I play League of Legends, so that’s going to be my example. Probably once every six or seven games, you’ll see someone whose username is something racially or gendered or sexually inappropriate or whatever, or someone who spams in chat and is like, “Hitler was right,” or whatever. And the question is how often is that a person who is just hoping that someone’s going to respond so that they can jump into private chat and be like, “Come check out my neo-Nazi forum,” and then how many of them are just people who are being edgy and memeing or whatever, right?

I guess what I think is really important is the way video game culture has evolved over time, both from the bottom up — like the way gamers themselves kind of imagine who they are and what their communities look like and what their values are — but also from the top down, like the way the industry itself has decided that they don’t often want to be super hands-on. We have [the digital game store] Steam saying they don’t want to curate their storefront or we have Discord having a neo-Nazi presence until it got pointed out and they were kind of shamed into taking it down.

Let’s say Storefront closes down tomorrow and there were no more explicit recruiters in that space. My research is about figuring whether they aren’t needed anymore, that they’ve done enough seeding of these memes so that the community is just reproducing it. Part of what I study is what is it about the environment and the history of the creation of virtual platforms that makes some platforms more okay for this type of rhetoric and less okay for other types of rhetorics.

Their ultimate wet dream goal would be to create an environment where they didn’t have to send any recruiters in. Where the background noise was just so full of Nazi imagery and rhetoric that it could become a machine that generates curiosity and that causes people to go seek them out without them having to go into the space and try to find interested people.

Zack Beauchamp

Do the companies who own these platforms need to do something about this? it doesn’t seem like it’d be feasible to content moderate in-game chats in any meaningful sense, given that so many are between individual players or small groups.

Megan Condis

Discord is a platform that marketed itself as chat for gamers. They got called out for allowing these neo-Nazis to flourish on your platform, and then they went through and did a purge.

But there’s no solution that’s going to be like, “We developed an artificial intelligence algorithm that can detect neo-Nazis and can figure out what their new code words, what’s the new Pepe the Frog going to be, and we’re going to figure that out and that’s going to continually update.” It’s always going to be a process of whack-a-mole; there’s never going to be, like, “We solved white supremacy online!”

But I feel like what’s really important about having this discussion is it creates a public awareness that puts pressure on companies to at least step into the conversation and say we do have a role to play. Maybe if the role they have to play is we just have to hire some people and pay content moderators to weigh in and try to nuke these things as they come up, or maybe the role that they have to play is they have to go be publicly outspoken and say white supremacists aren’t welcome on Steam, or whatever.

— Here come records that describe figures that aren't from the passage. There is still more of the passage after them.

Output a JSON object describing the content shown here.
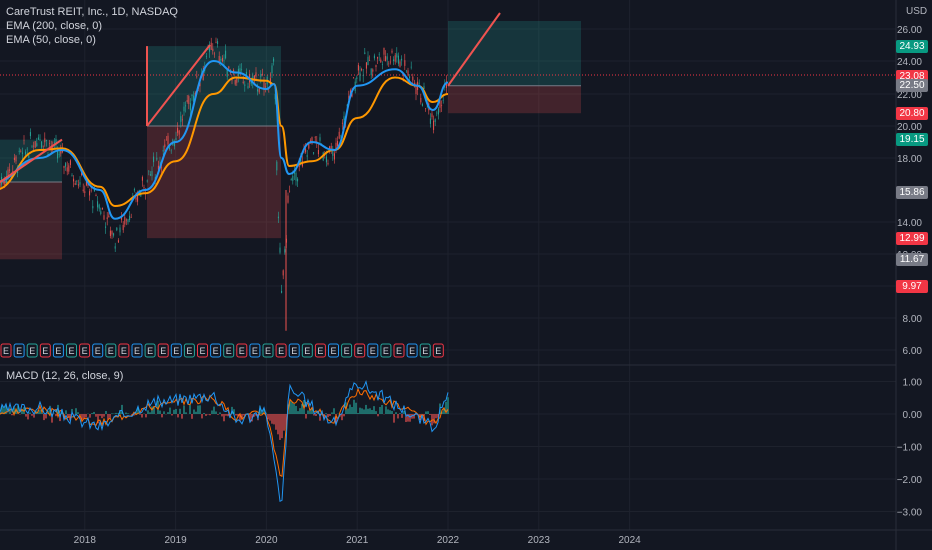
{
  "legend": {
    "symbol": "CareTrust REIT, Inc., 1D, NASDAQ",
    "ema200": "EMA (200, close, 0)",
    "ema50": "EMA (50, close, 0)",
    "macd": "MACD (12, 26, close, 9)"
  },
  "currency": "USD",
  "colors": {
    "background": "#131722",
    "ema_fast": "#2196f3",
    "ema_slow": "#ff9800",
    "up": "#26a69a",
    "down": "#ef5350",
    "macd_line": "#2196f3",
    "signal_line": "#ff6d00"
  },
  "price_tags": [
    {
      "value": "24.93",
      "color": "#089981"
    },
    {
      "value": "23.08",
      "color": "#f23645"
    },
    {
      "value": "22.50",
      "color": "#787b86"
    },
    {
      "value": "20.80",
      "color": "#f23645"
    },
    {
      "value": "19.15",
      "color": "#089981"
    },
    {
      "value": "15.86",
      "color": "#787b86"
    },
    {
      "value": "12.99",
      "color": "#f23645"
    },
    {
      "value": "11.67",
      "color": "#787b86"
    },
    {
      "value": "9.97",
      "color": "#f23645"
    }
  ],
  "chart_data": [
    {
      "type": "line",
      "title": "CareTrust REIT, Inc., 1D, NASDAQ",
      "price_axis_ticks": [
        "26.00",
        "24.00",
        "22.00",
        "20.00",
        "18.00",
        "14.00",
        "12.00",
        "10.00",
        "8.00",
        "6.00"
      ],
      "price_axis_values": [
        26,
        24,
        22,
        20,
        18,
        14,
        12,
        10,
        8,
        6
      ],
      "time_axis_ticks": [
        "2018",
        "2019",
        "2020",
        "2021",
        "2022",
        "2023",
        "2024"
      ],
      "series": [
        {
          "name": "Price",
          "x": [
            "2017-01",
            "2017-07",
            "2017-10",
            "2018-03",
            "2018-05",
            "2018-09",
            "2019-01",
            "2019-06",
            "2019-09",
            "2020-01",
            "2020-02",
            "2020-03",
            "2020-04",
            "2020-07",
            "2020-10",
            "2021-01",
            "2021-06",
            "2021-09",
            "2021-11",
            "2022-01"
          ],
          "values": [
            16.0,
            19.5,
            18.0,
            15.0,
            13.0,
            16.5,
            19.5,
            25.0,
            23.0,
            22.5,
            23.5,
            9.0,
            16.0,
            19.0,
            18.0,
            23.5,
            24.5,
            22.5,
            20.5,
            22.8
          ]
        },
        {
          "name": "EMA (50, close, 0)",
          "values": [
            16.0,
            18.5,
            18.6,
            16.2,
            15.0,
            15.8,
            17.8,
            22.0,
            23.0,
            22.8,
            22.6,
            20.0,
            17.5,
            17.8,
            18.5,
            20.5,
            23.0,
            22.5,
            21.5,
            22.0
          ]
        },
        {
          "name": "EMA (200, close, 0)",
          "values": [
            16.5,
            18.0,
            18.5,
            16.0,
            14.2,
            16.0,
            19.0,
            24.0,
            23.3,
            22.3,
            22.6,
            18.0,
            17.0,
            19.0,
            18.5,
            22.5,
            23.5,
            22.5,
            21.0,
            22.7
          ]
        }
      ],
      "positions": [
        {
          "side": "long",
          "target": 19.15,
          "stop": 11.67
        },
        {
          "side": "long",
          "target": 24.93,
          "stop": 12.99
        },
        {
          "side": "long",
          "target": 26.5,
          "stop": 20.8
        }
      ]
    },
    {
      "type": "line",
      "title": "MACD (12, 26, close, 9)",
      "axis_ticks": [
        "1.00",
        "0.00",
        "−1.00",
        "−2.00",
        "−3.00"
      ],
      "axis_values": [
        1,
        0,
        -1,
        -2,
        -3
      ],
      "series": [
        {
          "name": "MACD",
          "x": [
            "2017-01",
            "2017-07",
            "2018-03",
            "2018-09",
            "2019-06",
            "2019-09",
            "2020-01",
            "2020-03",
            "2020-04",
            "2020-10",
            "2021-01",
            "2021-06",
            "2021-11",
            "2022-01"
          ],
          "values": [
            0.1,
            0.2,
            -0.4,
            0.3,
            0.6,
            -0.2,
            0.1,
            -3.0,
            0.8,
            -0.3,
            1.0,
            0.3,
            -0.4,
            0.5
          ]
        },
        {
          "name": "Signal",
          "values": [
            0.05,
            0.15,
            -0.3,
            0.2,
            0.5,
            -0.1,
            0.05,
            -2.0,
            0.5,
            -0.2,
            0.7,
            0.3,
            -0.3,
            0.2
          ]
        }
      ]
    }
  ]
}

These are huge studios, akin to Hollywood movie studios. We need to expect more out of the industry and saying your industry makes billions of dollars a year, you have the resources to hire some human moderators or you have the resources to set up a page where people can go if they want to have more information about reporting whatever type of content. We need to treat it like it’s a cultural industry and pay attention to it accordingly.

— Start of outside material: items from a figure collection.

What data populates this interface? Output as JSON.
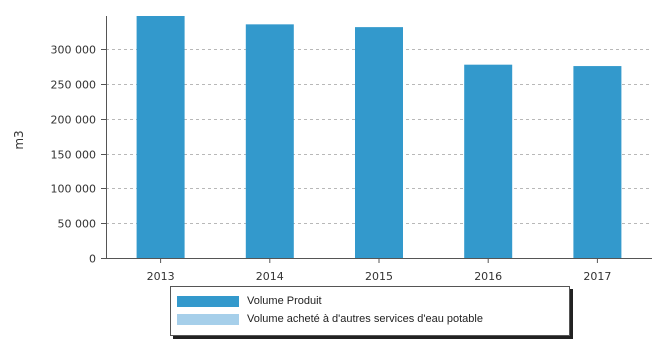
{
  "chart_data": {
    "type": "bar",
    "categories": [
      "2013",
      "2014",
      "2015",
      "2016",
      "2017"
    ],
    "series": [
      {
        "name": "Volume Produit",
        "values": [
          348000,
          336000,
          332000,
          278000,
          276000
        ],
        "color": "#3399cc"
      },
      {
        "name": "Volume acheté à d'autres services d'eau potable",
        "values": [
          0,
          0,
          0,
          0,
          0
        ],
        "color": "#a6cfea"
      }
    ],
    "title": "",
    "xlabel": "",
    "ylabel": "m3",
    "ylim": [
      0,
      348000
    ],
    "yticks": [
      {
        "value": 0,
        "label": "0"
      },
      {
        "value": 50000,
        "label": "50 000"
      },
      {
        "value": 100000,
        "label": "100 000"
      },
      {
        "value": 150000,
        "label": "150 000"
      },
      {
        "value": 200000,
        "label": "200 000"
      },
      {
        "value": 250000,
        "label": "250 000"
      },
      {
        "value": 300000,
        "label": "300 000"
      }
    ],
    "grid": true,
    "legend_position": "bottom"
  }
}
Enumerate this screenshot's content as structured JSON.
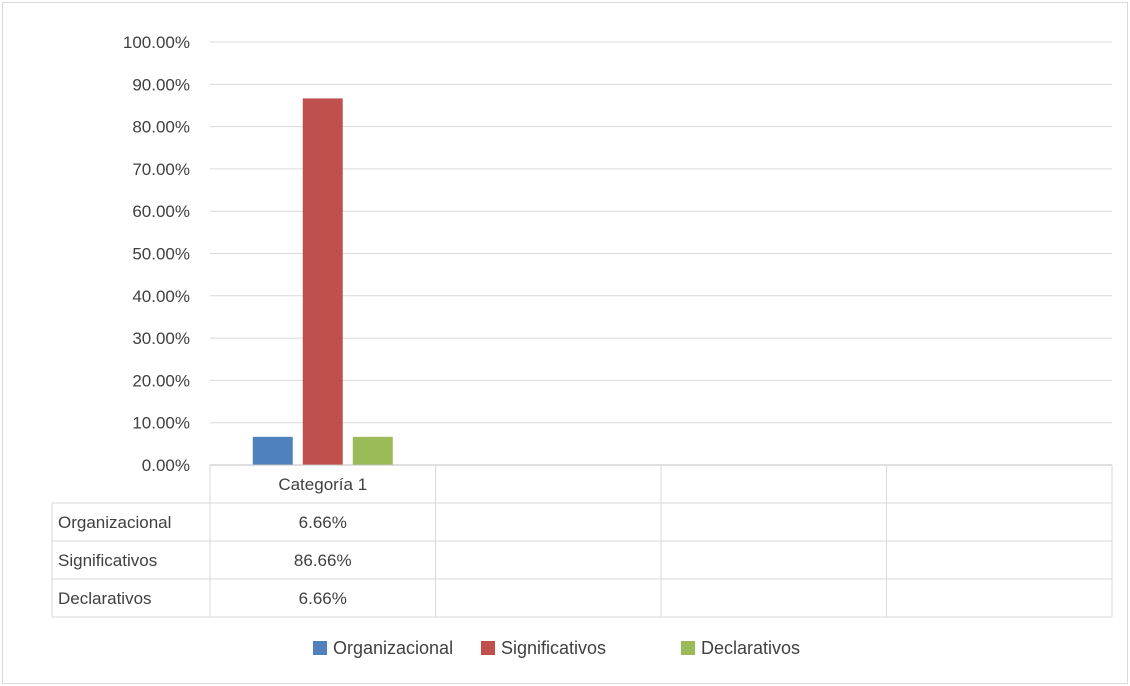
{
  "chart_data": {
    "type": "bar",
    "categories": [
      "Categoría 1"
    ],
    "series": [
      {
        "name": "Organizacional",
        "values": [
          6.66
        ],
        "color": "#4f81bd",
        "label": "6.66%"
      },
      {
        "name": "Significativos",
        "values": [
          86.66
        ],
        "color": "#c0504d",
        "label": "86.66%"
      },
      {
        "name": "Declarativos",
        "values": [
          6.66
        ],
        "color": "#9bbb59",
        "label": "6.66%"
      }
    ],
    "ylim": [
      0,
      100
    ],
    "yticks": [
      "0.00%",
      "10.00%",
      "20.00%",
      "30.00%",
      "40.00%",
      "50.00%",
      "60.00%",
      "70.00%",
      "80.00%",
      "90.00%",
      "100.00%"
    ],
    "grid": true,
    "data_table": true,
    "empty_category_columns": 3,
    "legend_position": "bottom"
  }
}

That sounds maybe self-serving because I study video games, so of course I’m like, “Everyone should pay attention to it!” But I also think it’s just big enough now. And it’s strange, because you’ll ask people how many people do you think play Fortnite, and they’ll say, “Oh, my kids play it, and I know it’s popular,” but they don’t understand that Fortnite makes billions of dollars. Sometimes, I think the people don’t get the scope of it.